The second theory is based on George’s article on women, peace and security. (George, 2016) The author uses a blended theory of feminist institutionalism and

‘architecture of entitlements’. She draws from the works of feminist institutional theorists such as: Chappell (2011), Crook and Mackay (2011), neo-institutional scholars: Lowndes and Roberts (2013), Mahoney and Thelen (2010), March and Olsen (1989) as well as Adger’s and Kelly’s (1999) research in political geography. This section starts with outlining the different ideas from the George’s paper, which create the theoretical framework. It ends with the causal mechanism and a proposed hypothesis.
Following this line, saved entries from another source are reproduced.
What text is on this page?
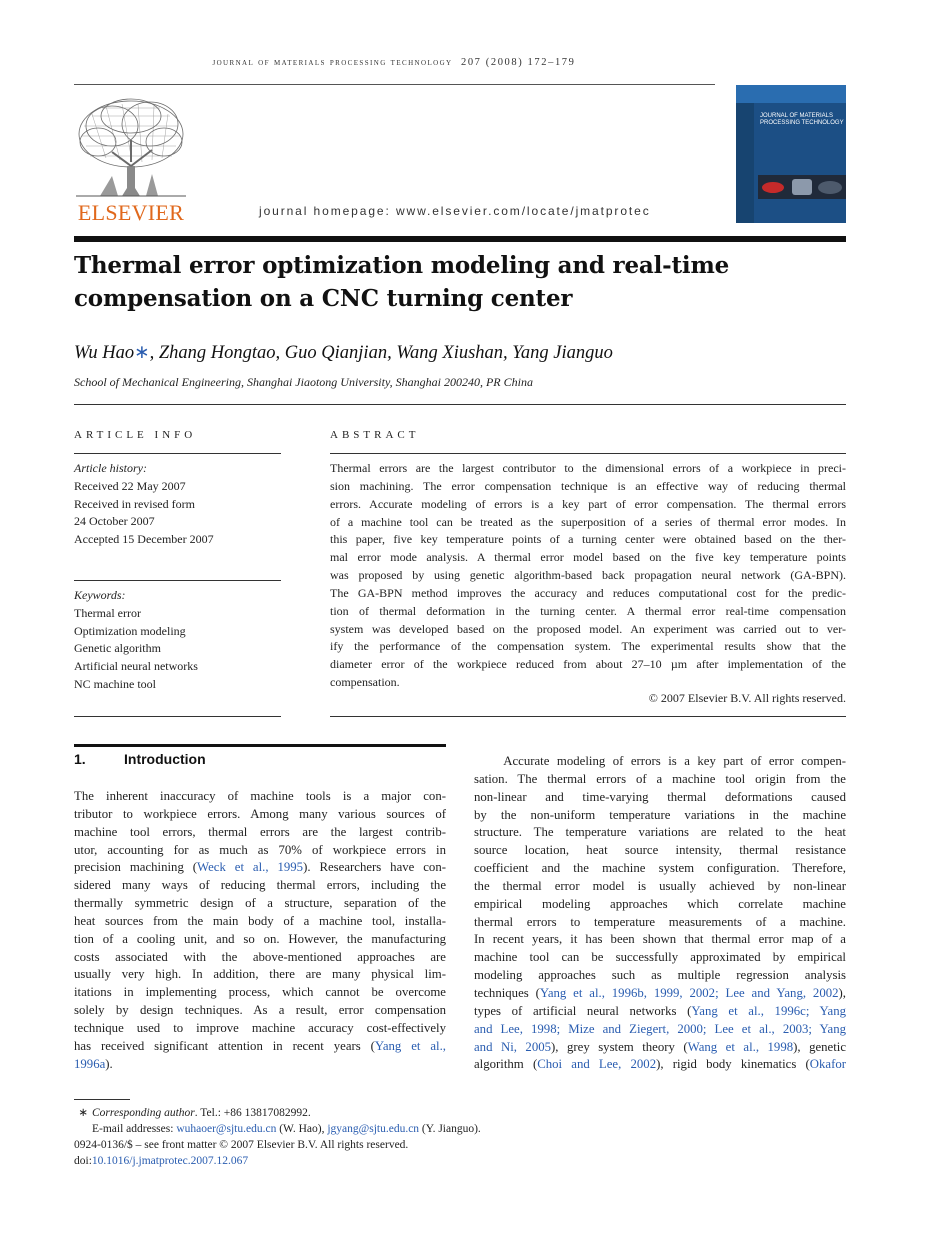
journal of materials processing technology 207 (2008) 172–179
ELSEVIER	journal homepage: www.elsevier.com/locate/jmatprotec
JOURNAL OF MATERIALS PROCESSING TECHNOLOGY
Thermal error optimization modeling and real-time
compensation on a CNC turning center
Wu Hao∗, Zhang Hongtao, Guo Qianjian, Wang Xiushan, Yang Jianguo
School of Mechanical Engineering, Shanghai Jiaotong University, Shanghai 200240, PR China
ARTICLE INFO
Article history:
Received 22 May 2007
Received in revised form
24 October 2007
Accepted 15 December 2007
Keywords:
Thermal error
Optimization modeling
Genetic algorithm
Artificial neural networks
NC machine tool
ABSTRACT
Thermal errors are the largest contributor to the dimensional errors of a workpiece in preci-
sion machining. The error compensation technique is an effective way of reducing thermal
errors. Accurate modeling of errors is a key part of error compensation. The thermal errors
of a machine tool can be treated as the superposition of a series of thermal error modes. In
this paper, five key temperature points of a turning center were obtained based on the ther-
mal error mode analysis. A thermal error model based on the five key temperature points
was proposed by using genetic algorithm-based back propagation neural network (GA-BPN).
The GA-BPN method improves the accuracy and reduces computational cost for the predic-
tion of thermal deformation in the turning center. A thermal error real-time compensation
system was developed based on the proposed model. An experiment was carried out to ver-
ify the performance of the compensation system. The experimental results show that the
diameter error of the workpiece reduced from about 27–10 µm after implementation of the
compensation.
© 2007 Elsevier B.V. All rights reserved.
1.	Introduction
The inherent inaccuracy of machine tools is a major con-
tributor to workpiece errors. Among many various sources of
machine tool errors, thermal errors are the largest contrib-
utor, accounting for as much as 70% of workpiece errors in
precision machining (Weck et al., 1995). Researchers have con-
sidered many ways of reducing thermal errors, including the
thermally symmetric design of a structure, separation of the
heat sources from the main body of a machine tool, installa-
tion of a cooling unit, and so on. However, the manufacturing
costs associated with the above-mentioned approaches are
usually very high. In addition, there are many physical lim-
itations in implementing process, which cannot be overcome
solely by design techniques. As a result, error compensation
technique used to improve machine accuracy cost-effectively
has received significant attention in recent years (Yang et al.,
1996a).
Accurate modeling of errors is a key part of error compen-
sation. The thermal errors of a machine tool origin from the
non-linear and time-varying thermal deformations caused
by the non-uniform temperature variations in the machine
structure. The temperature variations are related to the heat
source location, heat source intensity, thermal resistance
coefficient and the machine system configuration. Therefore,
the thermal error model is usually achieved by non-linear
empirical modeling approaches which correlate machine
thermal errors to temperature measurements of a machine.
In recent years, it has been shown that thermal error map of a
machine tool can be successfully approximated by empirical
modeling approaches such as multiple regression analysis
techniques (Yang et al., 1996b, 1999, 2002; Lee and Yang, 2002),
types of artificial neural networks (Yang et al., 1996c; Yang
and Lee, 1998; Mize and Ziegert, 2000; Lee et al., 2003; Yang
and Ni, 2005), grey system theory (Wang et al., 1998), genetic
algorithm (Choi and Lee, 2002), rigid body kinematics (Okafor
∗ Corresponding author. Tel.: +86 13817082992.
E-mail addresses: wuhaoer@sjtu.edu.cn (W. Hao), jgyang@sjtu.edu.cn (Y. Jianguo).
0924-0136/$ – see front matter © 2007 Elsevier B.V. All rights reserved.
doi:10.1016/j.jmatprotec.2007.12.067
Feminist Institutionalism and the ‘Architecture of Entitlements’: Theoretical Framework

Conflicting interests characterize and define institutional life and changes. Policies depend on the interaction between formal and informal institutions. Therefore, gender dynamics within institutions reflect the power relations which are set in society. (George, 2016) George uses works of feminist institutional scholars to explain that new policies and ideas are layered over existing practices, norms and discourses. Hence even when new gender mainstreaming policies are accepted, they lay on top of existing gender structures. (George, 2016) (Crook and Mackay, 2011) (Mahoney and Thelen, 2010) (March and Olsen, 1989) In the case of post-conflict societies the dominant patriarchal system forms the foundation for environmental peacebuilding initiatives.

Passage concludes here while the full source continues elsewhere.